Em 15 de janeiro de 2010, a LAEP comunicou ao mercado, em nota oficial, que o GEM faria um aporte de 120 milhões de reais ao caixa da companhia. O título do comunicado era “LAEP obtém nova capitalização de R$120 milhões junto a investidor institucional norte-americano”. No rodapé do documento, a empresa reforçava a importância do acordo assinado com os investidores: “A administração da Companhia considera esta transação determinante para o seu fortalecimento”.

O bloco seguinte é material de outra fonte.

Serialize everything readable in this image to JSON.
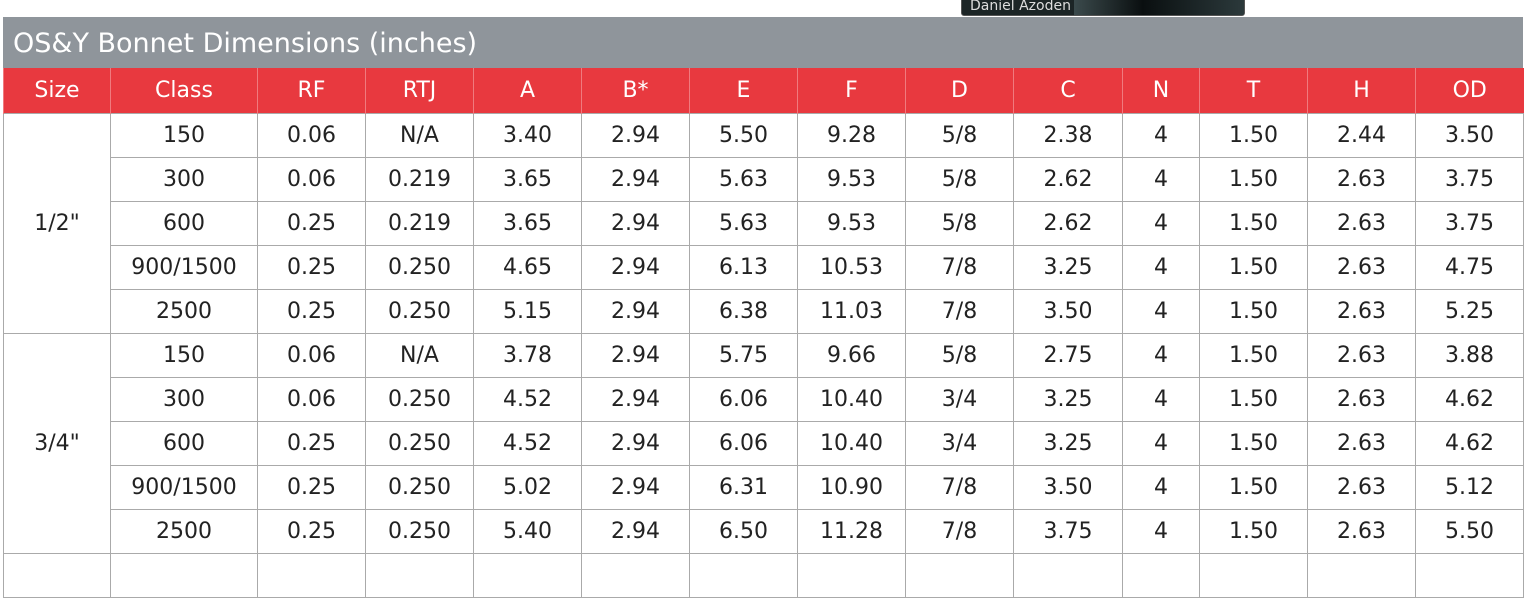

A nota foi replicada na imprensa, soprando ventos positivos à conturbada Parmalat. Em 15 de julho daquele mesmo ano, outro comunicado informava que o GEM aportaria mais 75 milhões de reais no caixa da LAEP. Valdemir viu as notícias e se animou. “Com 195 milhões na conta a LAEP poderia se capitalizar e, enfim, aproveitar o mercado. A ação dela ta muito barata, vai se valorizar. Vou comprar”, pensou.

Valdemir investiu 200 mil reais em BDRs da LAEP sem saber que seria ele próprio, e não o GEM, que iria capitalizar a empresa.

Conclusões imprestáveis

O Global Emerging Markets (GEM) se apresenta como um fundo alternativo de investimentos com 3,4 bilhões de dólares em caixa focado em mercados emergentes. Ele e seus parceiros dizem ter investido em 305 companhias de 65 países. Mas o GEM não tira dinheiro dos seus declarados 3,4 bilhões de dólares para fazer seus investimentos. A operação é complexa, e diferente do que as notícias fazem pensar.

Para aportar dinheiro na LAEP, o GEM pegou emprestadas ações do próprio laticínio, e as vendeu na Bovespa ao longo de semanas. Investidores como Valdemir compraram os BDRs, empolgados com a notícia de que um “investidor institucional norte-americano” estaria financiando a companhia. O GEM, de fato, não colocou um centavo na LAEP. Foi com o dinheiro de Valdemir que o fundo bombou o caixa da empresa, derramando mais ações no mercado e diluindo ainda mais a participação de quem já tinha papéis da LAEP. Os preços dos BDRs, como era de esperar, caíram ainda mais.

O Inquérito Administrativo “13” aberto pela CVM em 2013 chama a operação de “irregular”, “captação de poupança pública travestida de subscrição privada”, utilizando de “artifícios fraudulentos para induzir o mercado ao erro”, fazendo com que “investidores incautos e desinformados” participassem sem saber do aumento de capital. Um “comportamento malicioso”.

O inquérito ainda mostra que o GEM teve, por 10 vezes, fatia maior do que 5% da LAEP, e que deveria, por lei, ter comunicado isso ao mercado — só não o fez porque a informação poderia chamar atenção dos acionistas e mostrar que o fundo não era um investidor com interesses em ser sócio da LAEP, mas um especulador que jorrava novos BDRs na bolsa.

A CVM pediu punição ao GEM e a LAEP, e também a Marcus Alberto Elias, que assinou toda a documentação.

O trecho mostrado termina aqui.